Sterling walked Colette and Remi to Helena's house in the factory district. Colette was quiet, understanding more than a child should. Remi clung to Sterling's hand and asked when they could go home.

"Soon," Sterling said. "Your mother just needs to rest."

The children disappeared into Helena's house.

Sterling walked back to the tenement.

The parasite did not punish the protection of the children. It had calculated that their removal would compound Elise's isolation, which served the corruption.

Everything served the corruption now.

Elise's kitchen smelled of cold tea and unwashed dishes.

Sterling stood in the doorway, observing the deterioration. The woman who had kept this room spotless for three years had stopped cleaning. The woman who had cooked elaborate meals with limited ingredients had stopped eating.
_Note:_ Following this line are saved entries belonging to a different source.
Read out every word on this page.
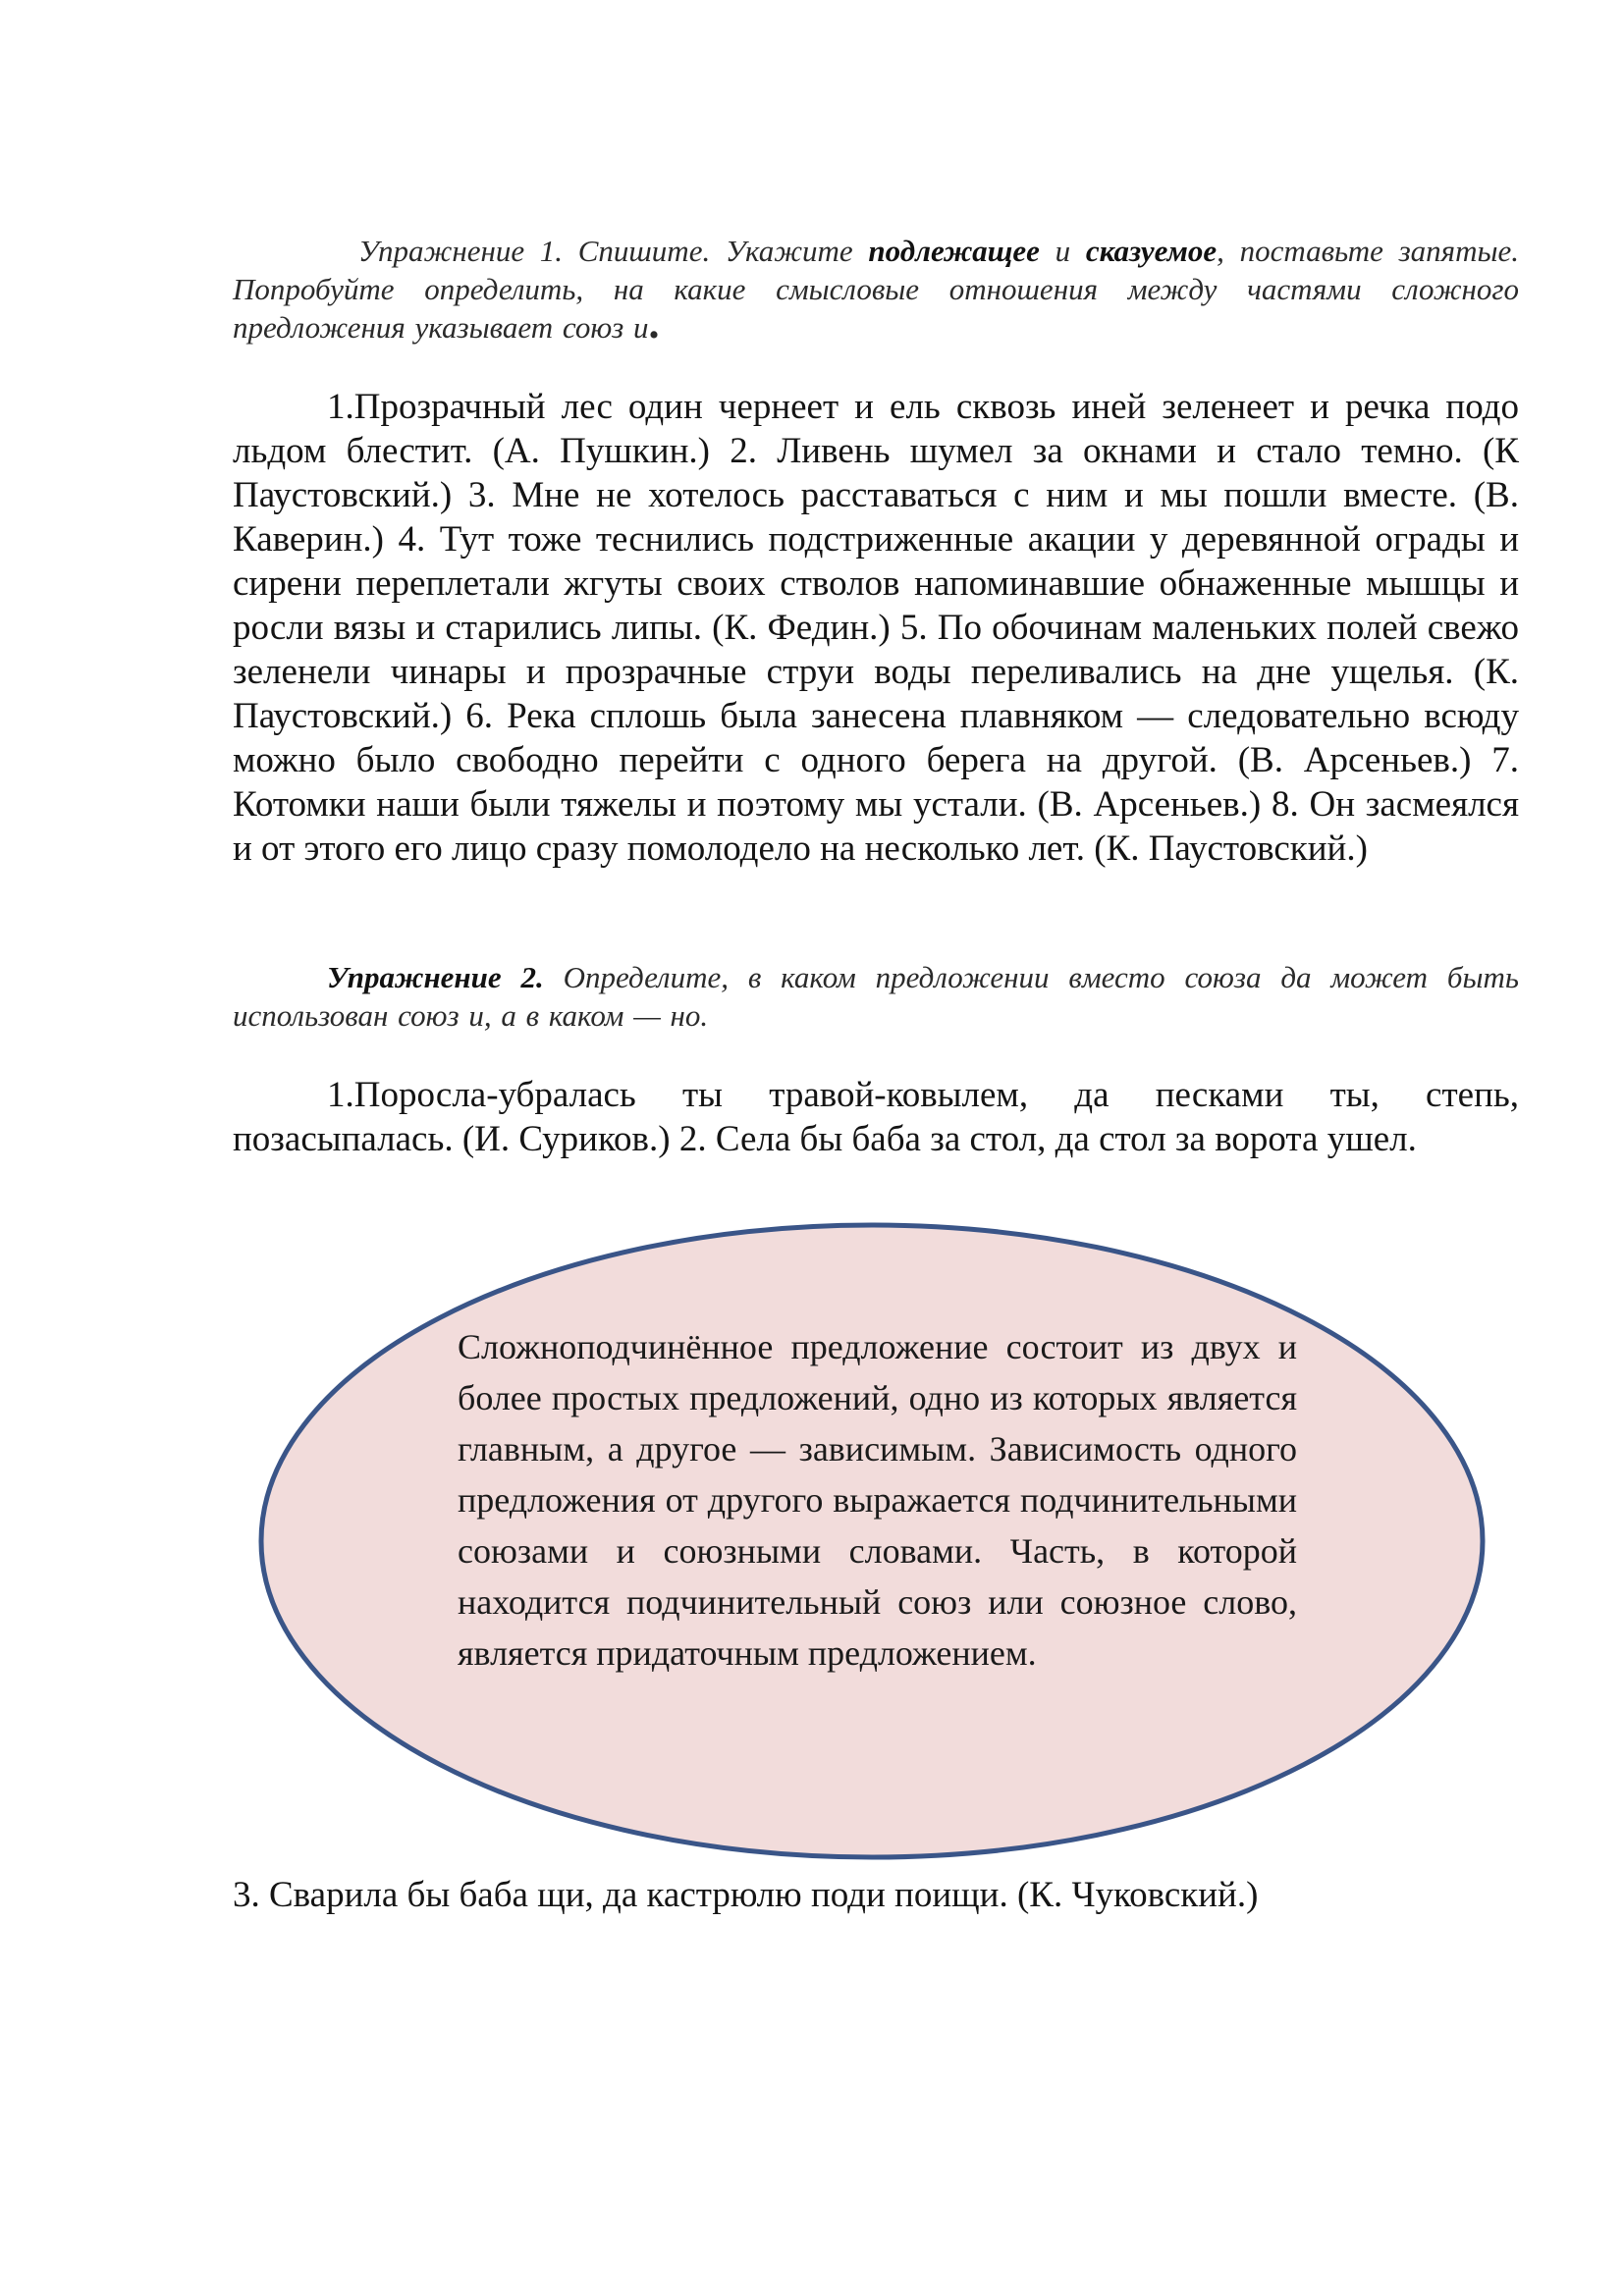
Упражнение 1. Спишите. Укажите подлежащее и сказуемое, поставьте запятые. Попробуйте определить, на какие смысловые отношения между частями сложного предложения указывает союз и.
1.Прозрачный лес один чернеет и ель сквозь иней зеленеет и речка подо льдом блестит. (А. Пушкин.) 2. Ливень шумел за окнами и стало темно. (К Паустовский.) 3. Мне не хотелось расставаться с ним и мы пошли вместе. (В. Каверин.) 4. Тут тоже теснились подстриженные акации у деревянной ограды и сирени переплетали жгуты своих стволов напоминавшие обнаженные мышцы и росли вязы и старились липы. (К. Федин.) 5. По обочинам маленьких полей свежо зеленели чинары и прозрачные струи воды переливались на дне ущелья. (К. Паустовский.) 6. Река сплошь была занесена плавняком — следовательно всюду можно было свободно перейти с одного берега на другой. (В. Арсеньев.) 7. Котомки наши были тяжелы и поэтому мы устали. (В. Арсеньев.) 8. Он засмеялся и от этого его лицо сразу помолодело на несколько лет. (К. Паустовский.)
Упражнение 2. Определите, в каком предложении вместо союза да может быть использован союз и, а в каком — но.
1.Поросла-убралась ты травой-ковылем, да песками ты, степь, позасыпалась. (И. Суриков.) 2. Села бы баба за стол, да стол за ворота ушел.
Сложноподчинённое предложение состоит из двух и более простых предложений, одно из которых является главным, а другое — зависимым. Зависимость одного предложения от другого выражается подчинительными союзами и союзными словами. Часть, в которой находится подчинительный союз или союзное слово, является придаточным предложением.
3. Сварила бы баба щи, да кастрюлю поди поищи. (К. Чуковский.)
The woman who had sung lullabies to her children was now alone in the dark, listening to sounds that weren't there.

"Sterling." Her voice was thin, stretched. "You came."

"I said I would."

"The children." Her hands twisted in her lap. "Are they alright with Helena?"

"They're fine. They miss you."

"I miss them." Elise's eyes were bloodshot, ringed with exhaustion. "But I can't... I can't let them see me like this. I can't let them hear what I hear."

Sterling sat beside her.

The chains inside him had gained a new thread—thin, unformed, reaching toward this broken woman like a root seeking water. The beginning of an anchor connection. The parasite's work, nearly complete.

"What do you hear?" Sterling asked gently.

"Everything. Nothing. I don't know." Elise's laugh was brittle. "Sounds in the walls. Voices that aren't voices. The feeling of someone standing behind me when no one is there." She turned to Sterling with desperate eyes. "Am I going mad? Is that what this is?"

"No." Sterling took her hand. The chains tightened at the comfort. "You're not mad. You experienced something at that factory—something real. Something that changed how you perceive the world."

"But what? What did I experience?"

Sterling could tell her the truth. Beyonder contamination. Spiritual residue. A supernatural world hidden beneath the mundane reality she had always known. He could explain everything—the pathways, the sequences, the forces that had killed her husband and were now killing her.

The knowledge might save her.

It would definitely complicate the corruption.

"I don't know," Sterling said. "But I'm going to find out. I promise."

Another lie.

Another kindness that was cruelty.

Elise squeezed his hand and said nothing.

The room smelled of cold tea and despair, and the thread between Sterling's chains and Elise's suffering grew stronger by the minute.